There are currently two schools of thought regarding wisdom tooth extraction. Some dentists believe an impacted wisdom tooth should be removed even if it is asymptomatic to prevent future problems. Others believe that the risks of surgery to the patient are not worth it as long as the tooth is not causing any discernible issues.
However, everyone is in agreement that an impacted wisdom tooth that is causing problems or producing symptoms requires removal. Patients may feel nervous about having a wisdom tooth extraction performed, but knowing what to expect from the procedure itself, as well as the recovery thereafter, may help.

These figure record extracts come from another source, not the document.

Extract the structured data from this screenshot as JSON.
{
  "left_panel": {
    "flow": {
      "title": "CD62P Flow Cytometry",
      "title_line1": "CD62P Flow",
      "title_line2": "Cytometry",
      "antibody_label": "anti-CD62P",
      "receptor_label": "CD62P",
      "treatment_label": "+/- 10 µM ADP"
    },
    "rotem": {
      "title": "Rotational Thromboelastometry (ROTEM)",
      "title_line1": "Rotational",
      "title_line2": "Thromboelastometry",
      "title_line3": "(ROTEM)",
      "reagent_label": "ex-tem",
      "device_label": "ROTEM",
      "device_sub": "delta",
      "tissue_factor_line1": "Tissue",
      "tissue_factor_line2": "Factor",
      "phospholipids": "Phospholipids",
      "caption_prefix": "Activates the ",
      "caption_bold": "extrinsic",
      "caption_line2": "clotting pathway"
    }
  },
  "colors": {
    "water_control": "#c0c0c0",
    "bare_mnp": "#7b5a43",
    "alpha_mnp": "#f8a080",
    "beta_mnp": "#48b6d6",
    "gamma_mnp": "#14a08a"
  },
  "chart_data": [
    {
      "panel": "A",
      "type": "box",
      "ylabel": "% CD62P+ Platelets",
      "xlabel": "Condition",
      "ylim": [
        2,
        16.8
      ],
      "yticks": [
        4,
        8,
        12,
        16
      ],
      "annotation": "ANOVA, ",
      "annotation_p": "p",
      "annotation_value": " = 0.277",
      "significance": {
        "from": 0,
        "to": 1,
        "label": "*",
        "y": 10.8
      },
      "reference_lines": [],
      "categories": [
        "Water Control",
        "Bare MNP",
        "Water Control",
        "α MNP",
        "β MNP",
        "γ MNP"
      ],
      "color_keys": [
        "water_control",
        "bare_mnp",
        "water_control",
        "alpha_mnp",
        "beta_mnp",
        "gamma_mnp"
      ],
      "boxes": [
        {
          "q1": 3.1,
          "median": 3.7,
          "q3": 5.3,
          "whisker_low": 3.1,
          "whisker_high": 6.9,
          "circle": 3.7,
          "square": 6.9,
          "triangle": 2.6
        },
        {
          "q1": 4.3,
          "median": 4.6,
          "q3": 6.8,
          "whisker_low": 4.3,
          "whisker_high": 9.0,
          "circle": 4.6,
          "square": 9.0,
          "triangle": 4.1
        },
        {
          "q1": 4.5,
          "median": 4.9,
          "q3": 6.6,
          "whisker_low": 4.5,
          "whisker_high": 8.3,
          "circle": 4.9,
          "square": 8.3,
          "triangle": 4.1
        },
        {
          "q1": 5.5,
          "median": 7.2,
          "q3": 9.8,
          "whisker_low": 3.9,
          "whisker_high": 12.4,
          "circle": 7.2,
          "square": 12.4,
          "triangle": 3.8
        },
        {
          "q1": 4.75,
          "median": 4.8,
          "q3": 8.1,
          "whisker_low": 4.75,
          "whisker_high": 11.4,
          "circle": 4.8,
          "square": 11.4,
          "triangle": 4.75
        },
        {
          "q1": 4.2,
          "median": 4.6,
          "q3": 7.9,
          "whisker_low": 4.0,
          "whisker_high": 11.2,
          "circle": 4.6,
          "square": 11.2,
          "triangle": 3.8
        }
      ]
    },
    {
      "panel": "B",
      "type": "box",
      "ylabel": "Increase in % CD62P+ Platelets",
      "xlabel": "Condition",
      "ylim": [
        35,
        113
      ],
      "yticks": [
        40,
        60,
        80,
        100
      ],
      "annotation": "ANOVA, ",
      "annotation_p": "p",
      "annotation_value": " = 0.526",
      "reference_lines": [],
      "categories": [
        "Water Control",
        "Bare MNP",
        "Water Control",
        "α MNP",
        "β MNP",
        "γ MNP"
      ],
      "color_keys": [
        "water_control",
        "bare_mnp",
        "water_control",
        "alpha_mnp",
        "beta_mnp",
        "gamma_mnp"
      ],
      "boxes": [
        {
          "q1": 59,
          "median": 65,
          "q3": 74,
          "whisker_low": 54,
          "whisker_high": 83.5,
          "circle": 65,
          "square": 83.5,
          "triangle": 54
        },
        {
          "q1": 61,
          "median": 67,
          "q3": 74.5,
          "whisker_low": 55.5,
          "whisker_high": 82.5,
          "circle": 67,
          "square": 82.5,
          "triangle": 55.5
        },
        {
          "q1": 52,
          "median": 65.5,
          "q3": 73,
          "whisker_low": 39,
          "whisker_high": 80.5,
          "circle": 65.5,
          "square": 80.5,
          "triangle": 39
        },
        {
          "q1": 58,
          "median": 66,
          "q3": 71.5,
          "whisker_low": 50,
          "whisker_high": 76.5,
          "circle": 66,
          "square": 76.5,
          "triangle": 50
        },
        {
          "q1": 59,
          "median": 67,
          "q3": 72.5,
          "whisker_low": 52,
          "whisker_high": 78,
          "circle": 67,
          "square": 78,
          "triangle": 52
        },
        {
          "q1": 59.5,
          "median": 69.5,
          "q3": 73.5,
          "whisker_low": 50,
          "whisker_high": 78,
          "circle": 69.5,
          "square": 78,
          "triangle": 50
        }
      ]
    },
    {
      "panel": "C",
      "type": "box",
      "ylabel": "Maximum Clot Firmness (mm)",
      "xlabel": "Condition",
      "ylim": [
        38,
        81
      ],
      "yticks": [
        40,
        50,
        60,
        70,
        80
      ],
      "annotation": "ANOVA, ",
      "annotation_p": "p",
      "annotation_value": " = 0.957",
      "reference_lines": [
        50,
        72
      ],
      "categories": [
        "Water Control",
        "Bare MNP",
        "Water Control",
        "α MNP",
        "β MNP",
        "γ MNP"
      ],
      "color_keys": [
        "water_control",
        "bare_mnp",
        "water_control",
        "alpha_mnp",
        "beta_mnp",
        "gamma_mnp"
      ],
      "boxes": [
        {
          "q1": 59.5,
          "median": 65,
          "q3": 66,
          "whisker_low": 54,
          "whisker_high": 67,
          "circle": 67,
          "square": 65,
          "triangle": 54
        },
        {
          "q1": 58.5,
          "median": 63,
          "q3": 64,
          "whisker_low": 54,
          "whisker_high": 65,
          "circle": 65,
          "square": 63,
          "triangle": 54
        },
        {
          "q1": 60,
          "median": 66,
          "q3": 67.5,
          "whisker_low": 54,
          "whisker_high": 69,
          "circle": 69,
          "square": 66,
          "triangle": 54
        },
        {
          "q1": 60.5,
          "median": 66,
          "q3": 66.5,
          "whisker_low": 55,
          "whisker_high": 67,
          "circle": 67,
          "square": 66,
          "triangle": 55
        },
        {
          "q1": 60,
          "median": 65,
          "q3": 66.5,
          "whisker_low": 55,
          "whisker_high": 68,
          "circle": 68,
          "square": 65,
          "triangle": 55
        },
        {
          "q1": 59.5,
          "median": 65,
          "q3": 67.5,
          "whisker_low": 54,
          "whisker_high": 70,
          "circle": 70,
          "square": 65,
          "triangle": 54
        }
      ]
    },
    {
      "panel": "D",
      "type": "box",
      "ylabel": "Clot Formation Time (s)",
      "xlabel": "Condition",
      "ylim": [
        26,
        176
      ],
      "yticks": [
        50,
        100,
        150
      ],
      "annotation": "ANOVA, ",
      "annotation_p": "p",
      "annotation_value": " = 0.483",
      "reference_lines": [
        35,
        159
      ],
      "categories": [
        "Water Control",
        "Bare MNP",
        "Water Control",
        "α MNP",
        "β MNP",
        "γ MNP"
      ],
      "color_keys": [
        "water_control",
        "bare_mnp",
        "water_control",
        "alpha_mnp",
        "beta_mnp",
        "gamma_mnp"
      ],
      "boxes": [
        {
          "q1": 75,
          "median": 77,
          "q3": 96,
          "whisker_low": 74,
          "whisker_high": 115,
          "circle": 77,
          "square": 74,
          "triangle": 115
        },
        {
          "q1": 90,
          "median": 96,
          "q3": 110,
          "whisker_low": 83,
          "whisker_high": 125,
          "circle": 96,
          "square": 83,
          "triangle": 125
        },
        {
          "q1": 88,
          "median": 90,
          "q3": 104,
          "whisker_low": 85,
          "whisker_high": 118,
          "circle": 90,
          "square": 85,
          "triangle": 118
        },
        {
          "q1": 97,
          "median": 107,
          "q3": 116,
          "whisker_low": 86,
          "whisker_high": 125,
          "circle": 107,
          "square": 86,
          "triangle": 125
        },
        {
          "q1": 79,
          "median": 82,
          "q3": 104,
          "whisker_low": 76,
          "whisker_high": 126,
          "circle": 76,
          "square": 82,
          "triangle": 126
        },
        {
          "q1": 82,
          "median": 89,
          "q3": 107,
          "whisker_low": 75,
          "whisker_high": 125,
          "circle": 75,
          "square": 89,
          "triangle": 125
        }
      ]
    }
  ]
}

What to expect from the wisdom tooth extraction procedure
The dentist or oral surgeon will provide instructions about what specifically needs to be done before and after the procedure. What follows is just a general overview of what is likely to happen.
This will probably occur at a preoperative appointment prior to the day of surgery, since the type of anesthesia received affects which preoperative instructions the surgeon will provide. It is common for an oral surgeon to perform an extraction under general anesthesia or sedation. The former causes the patient to totally lose consciousness, while the latter promotes relaxation and sleepiness. Sedation may be achieved intravenously or with oral medication.
The patient may also receive local anesthesia, which numbs only the surgical site, either by itself or in combination with one of the other forms of anesthesia.
If general anesthesia or sedation is used, the oral surgeon will probably require that the patient arrange for someone to drive them home from the clinic after the wisdom tooth extraction. The patient may also have to refrain from eating or drinking anything for eight to 12 hours prior to the procedure.
The dentist or surgeon may require new x-rays on the day of the procedure. The patient may or may not be conscious for this.
The type of anesthesia the patient and surgical team have agreed on will be administered either before or after taking new x-rays.
Bone and tissue removal
The tooth is likely still embedded in the jawbone and/or covered with gum tissue. These materials must be removed before extraction can take place.
Tooth loosening, sectioning and removal
If any connective tissue remains in the tooth socket, it must be loosened before the tooth can be removed. To prevent the tooth from breaking, the dentist sometimes cuts it into sections before removing it. Extraction takes place using specially designed surgical instruments to ensure it is removed completely.
What happens during recovery
Complete healing after a wisdom tooth extraction can take several weeks. Mild discomfort and/or swelling may occur for a few days following surgery, but many patients report little to no postsurgical pain. Here are some tips for what to do initially after surgery:
- Consume plenty of fluids, but do not drink through a straw
- Rinse gently with salt water
- Do not smoke
- Eat only soft foods
- Use moist heat, ice packs or medications as prescribed for pain control
Instructions from the dentist or surgeon should take precedence over these tips. The recovery is likely to go more quickly if you do what your doctor says.